The class leader poses for the camera as I snap a picture of one student using his friend's back as a pillow. The paper is falling off his face in this picture, but just a minute before he was using the reading assignment I handed out to shield his eyes from the light as he slept. Resourceful.
...I can't bring myself to dislike him.  That goes for all of my trouble-makers.  I've always had a soft spot for children with behavioral or emotional problems.  And I've noticed that my colleagues are the same way with the notorious students.  We might yell at them or send them into the hallway to hold a chair while kneeling or make them do squats in the back of the classroom (for the record, I've only ever sent students to the hallway; I haven't made them to any physical punishment... yet) but when these students show up in the Teacher's Room or see us in the cafeteria or walking in or out of the school building, they bow, say hello, and smile.  And we smile back.  It's kind of beautiful.

There have been silver linings to even the worst days in class.  Towards the end of the most appalling, frustrating class session in my admittedly short tenure here, I loudly expressed to my students that I did not leave my home and relocate 6000 miles away for that.  A few minutes after dismissal, about eight girls from the class came back with sincere, repentant eyes: "I'm sorry, Teacher!"

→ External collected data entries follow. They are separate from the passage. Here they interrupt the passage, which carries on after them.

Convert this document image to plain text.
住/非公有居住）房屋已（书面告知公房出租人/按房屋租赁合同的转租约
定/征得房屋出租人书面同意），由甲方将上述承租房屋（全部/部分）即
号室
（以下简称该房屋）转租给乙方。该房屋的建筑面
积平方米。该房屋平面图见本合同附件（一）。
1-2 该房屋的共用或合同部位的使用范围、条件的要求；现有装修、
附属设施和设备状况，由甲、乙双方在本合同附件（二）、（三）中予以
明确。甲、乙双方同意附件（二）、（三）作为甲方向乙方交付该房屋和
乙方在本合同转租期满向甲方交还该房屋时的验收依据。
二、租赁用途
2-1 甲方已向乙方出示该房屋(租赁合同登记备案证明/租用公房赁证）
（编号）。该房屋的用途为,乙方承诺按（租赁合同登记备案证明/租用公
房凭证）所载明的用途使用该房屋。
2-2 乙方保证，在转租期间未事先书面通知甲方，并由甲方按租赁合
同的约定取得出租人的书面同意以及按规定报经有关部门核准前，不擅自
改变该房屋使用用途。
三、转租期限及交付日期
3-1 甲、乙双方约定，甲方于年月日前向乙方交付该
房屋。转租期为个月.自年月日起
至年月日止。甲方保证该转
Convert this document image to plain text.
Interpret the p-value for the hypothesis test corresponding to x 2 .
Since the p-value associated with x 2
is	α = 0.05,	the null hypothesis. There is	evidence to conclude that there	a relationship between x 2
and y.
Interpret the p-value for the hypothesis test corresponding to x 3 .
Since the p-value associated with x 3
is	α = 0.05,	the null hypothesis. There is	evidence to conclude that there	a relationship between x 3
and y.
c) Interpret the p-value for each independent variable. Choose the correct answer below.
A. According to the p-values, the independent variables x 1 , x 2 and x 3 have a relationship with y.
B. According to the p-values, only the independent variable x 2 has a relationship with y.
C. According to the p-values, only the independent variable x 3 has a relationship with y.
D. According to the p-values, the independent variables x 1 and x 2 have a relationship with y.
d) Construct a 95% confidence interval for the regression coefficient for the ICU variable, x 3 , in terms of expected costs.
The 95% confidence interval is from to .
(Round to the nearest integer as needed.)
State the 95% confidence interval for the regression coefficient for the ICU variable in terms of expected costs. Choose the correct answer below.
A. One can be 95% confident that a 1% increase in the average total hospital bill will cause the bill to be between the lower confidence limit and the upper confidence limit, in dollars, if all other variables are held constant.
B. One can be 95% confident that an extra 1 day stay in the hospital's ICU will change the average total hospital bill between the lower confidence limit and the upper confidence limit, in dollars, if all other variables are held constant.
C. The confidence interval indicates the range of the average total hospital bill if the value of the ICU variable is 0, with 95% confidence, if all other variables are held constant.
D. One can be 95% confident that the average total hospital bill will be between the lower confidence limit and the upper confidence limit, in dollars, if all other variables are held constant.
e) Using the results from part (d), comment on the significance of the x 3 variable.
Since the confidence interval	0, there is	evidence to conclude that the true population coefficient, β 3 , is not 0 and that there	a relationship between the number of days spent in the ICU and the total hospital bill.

Most of my classes are a breeze compared to the difficult ones, and several are consistently fulfilling.  I taught my third graders about the American Civil Rights movement last week and was impressed with the maturity and respect they displayed as I gave my presentation.  After showing a video clip of Martin Luther King Jr.'s "I Have A Dream" speech, I gave each student a worksheet to facilitate their own speech.  Some students were apathetic towards the activity but I noticed many making an effort to complete the worksheet.  Two students read their speeches for the class, making me very teary and proud in the process.
The first student wrote about being free from school.  I haven't been in Korea long, but the terrible pressures forced on students through the Korean school system are already evident.  Suicide among teenagers in Korea is often fueled by school-related stress
I have a dream that one day this nation will have freedom for students.  
I have a dream that one day students won't have to go to school.   
I have a dream that one day students don't have to test.   
I have a dream that we have a freedom.  I have a dream today.   
I have a dream that one day study doesn't needed anymore.  I have a dream today.   
I have a dream that one day we can play all day.   
This is my hope and faith.  With this faith we will be able to change everything!  
This will be the day when we change it!
The second student to share his speech wrote about the reunification of North and South Korea, a sentiment echoed often during this assignment.
I have a dream that one day this nation will be reunited.   
I have a dream that one day North Korean[s] will travel [to] South Korea.   
I have a dream that one day we can go and travel to North Korea.   
I have a dream that our children will play with North Korea's children.  I have a dream today.    
I have a dream that one day I can go to Pyongyang and eat cold noodles.  I have a dream today.  I have a dream that one day I can go to Geumgang Mountain.  
This is my hope and faith.  With this faith we will be able to [be] reunited again peacefully.   
This will be the day when we gather our hope and power.
Most other classes responded well to this activity; I had students with a dream to be married and have children, a dream to be a doctor in a developing country, a dream to study abroad.  (I even had one girl who wrote "I have a dream that one day I will lose my virginity," though I didn't make her share that with the class!)

Even a year ago, I would not have believed that I would be in a classroom, listening to a teenager read his dream for his country's unification to me and his classmates.  I couldn't have planned for my life to be where it is today, but I'm so happy that I'm here.  Class of little demon monsters and all.